EMcN: I’d love to talk about how art functions as an escape from Ludwig’s kingly duties. He creates this dream world through his patronage of Wagner and his obsession with castle-building. Fittingly, the Ludwig of your novel is such a romantic, operatic character. Do you think Ludwig was an artist in his own right? He seemed to have a unified vision.

They tried to rebel in whatever ways they could, but they still felt like they had failed to a certain extent, because everyone expected one thing, and they did something else.

JJ: People don’t realize that so many aspects of modern-day theater were started by Wagner. The fact that the house lights are dimmed, that the orchestra is put under the stage. Wagner did these things to make everything feel like you’re in the show you’re watching on the stage. There’s a reason Wagner was the one Ludwig attached himself to in terms of the opera or stageplay he wanted to exist in. So, Ludwig is an artist to a certain extent, but he’s more of a producer. He has the money and an idea of what he wants to support and see more of in the world, and he finds the people who are able to to materialize his visions.

EMcN: You’re trapped in the smallest room in Ludwig’s smallest castle for a month.
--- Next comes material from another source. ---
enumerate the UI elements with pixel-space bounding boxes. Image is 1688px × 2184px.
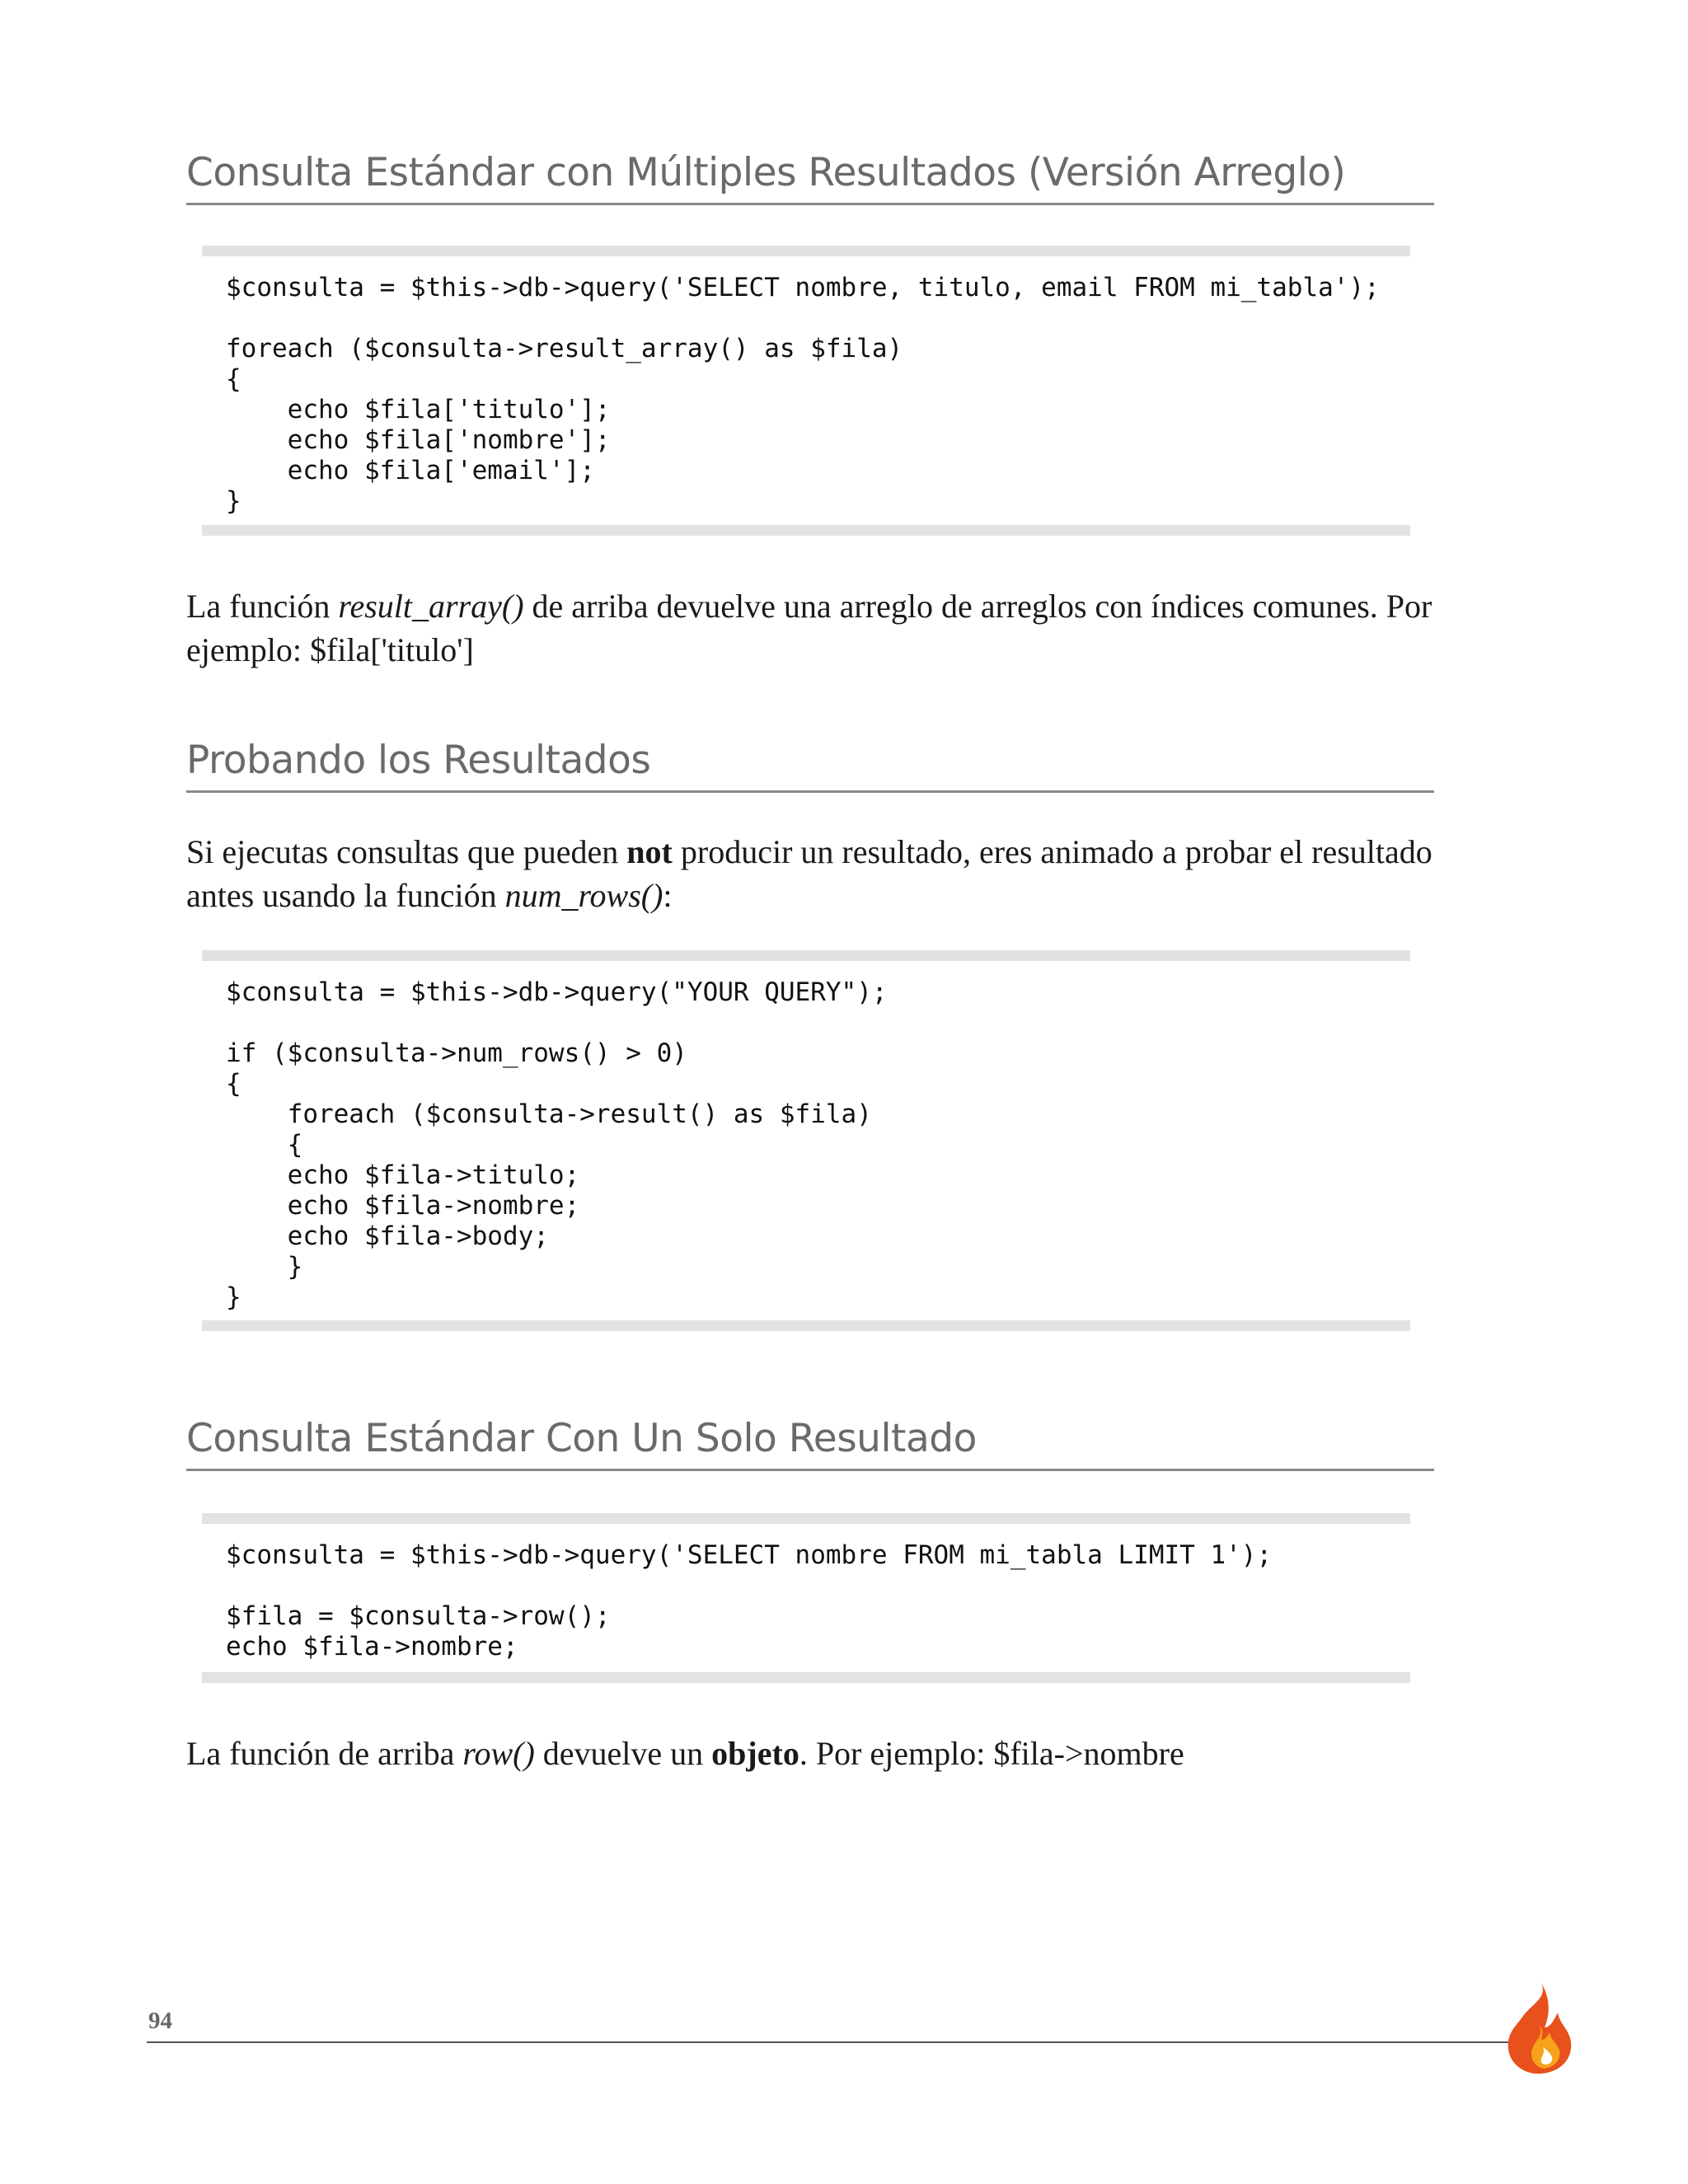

You can’t leave or admit anyone else into the room, except for either Ludwig or Sisi, who is also trapped in the room with you. Whom do you choose and why?

JJ: This is such a hard question. I would have to choose Sisi because I feel like Sisi would at least potentially talk to me or communicate with me in some way. I am not convinced that Ludwig would not just shut down and rock in the corner and ignore the fact that I was there with him. He would be so much more tormented in that situation, and I think Sisi could deal with it a little better. I say that with great difficulty because, when push comes to shove, I am more fascinated by Ludwig. But he’s more of a wild card. And I don’t know if that’s what you want for a month.